Namun, Raja Iblis Ergosum memilih untuk tidak melakukannya.

“Bellamora sudah mati. Dan kita mungkin yang berikutnya…. Tapi Raja Iblis tetap diam, hampir seolah-olah ia ingin ini terjadi. Jadi, aku akan bertindak sesuka hatiku.”

Memutuskan bahwa perbincangan lebih lanjut tidak ada gunanya, Dullahan perlahan bangkit dari tempat duduknya dan berpaling.

Sudah berapa lama sejak terakhir kali dia memiliki kesempatan untuk mencemari pedangnya dengan darah, untuk berjuang di batas antara hidup dan mati?

Jika dia melewatkan kesempatan ini, dia mungkin harus menunggu berabad-abad untuk yang lainnya.

Itulah mengapa dia sudah bergerak.

“Oh, dan ngomong-ngomong, aku sebenarnya berniat memberi sambutan yang megah kepada party Pahlawan.
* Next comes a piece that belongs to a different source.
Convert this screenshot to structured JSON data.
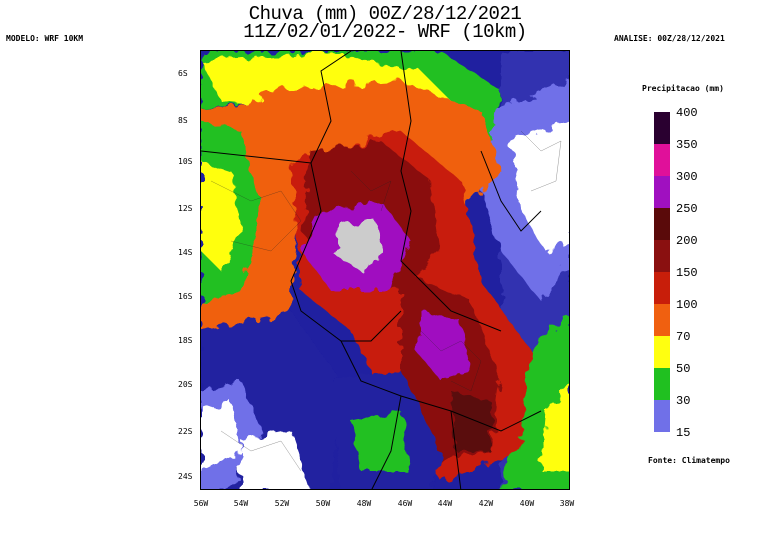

Mereka mungkin akan mencoba membunuhku… tapi aku lebih suka duel yang terhormat.”

Dullahan dengan sengaja berbicara dengan nada santai, cukup keras agar para Raja Surgawi lainnya bisa mendengar.

Di wilayahnya, setiap pertempuran adalah perjuangan untuk bertahan hidup—hanya yang kuat yang berhak mengambil segalanya.

“…Aku juga penasaran seberapa besar anak itu telah tumbuh.”

Dullahan tertawa dengan gembira, memikirkan Astal.

★★★

Setelah tiba di Forsaken Hollow untuk menghabisi Dullahan, kami langsung merasakan bahwa ada yang tidak beres saat melihat pemandangan di depan kami.

Arena, tempat pertempuran seharusnya berakhir dan pesta seharusnya dimulai, masih penuh dengan panasnya pertempuran, dipenuhi monster dan iblis seakan semuanya sedang menunggu kami.

[Jika kau ingin membunuhku, masuklah ke arena. Tidak masalah jika kau seorang pahlawan, aku akan memberimu pertarungan yang adil.]

[Apakah kau tidak ingin membalas dendam atas orang tuamu dengan tanganmu sendiri?]

Pesan itu, yang tampaknya ditinggalkan oleh Dullahan, ditulis dengan darah—menggunakan kepala manusia yang dipisahkan sebagai pena, ditancapkan terbalik.

“Bajingan ini….”

Menggigit rahangku, tanganku bergetar dalam kemarahan menghadapi provokasi Dullahan.

Pembuluh darah di kepalan tanganku terlihat menonjol.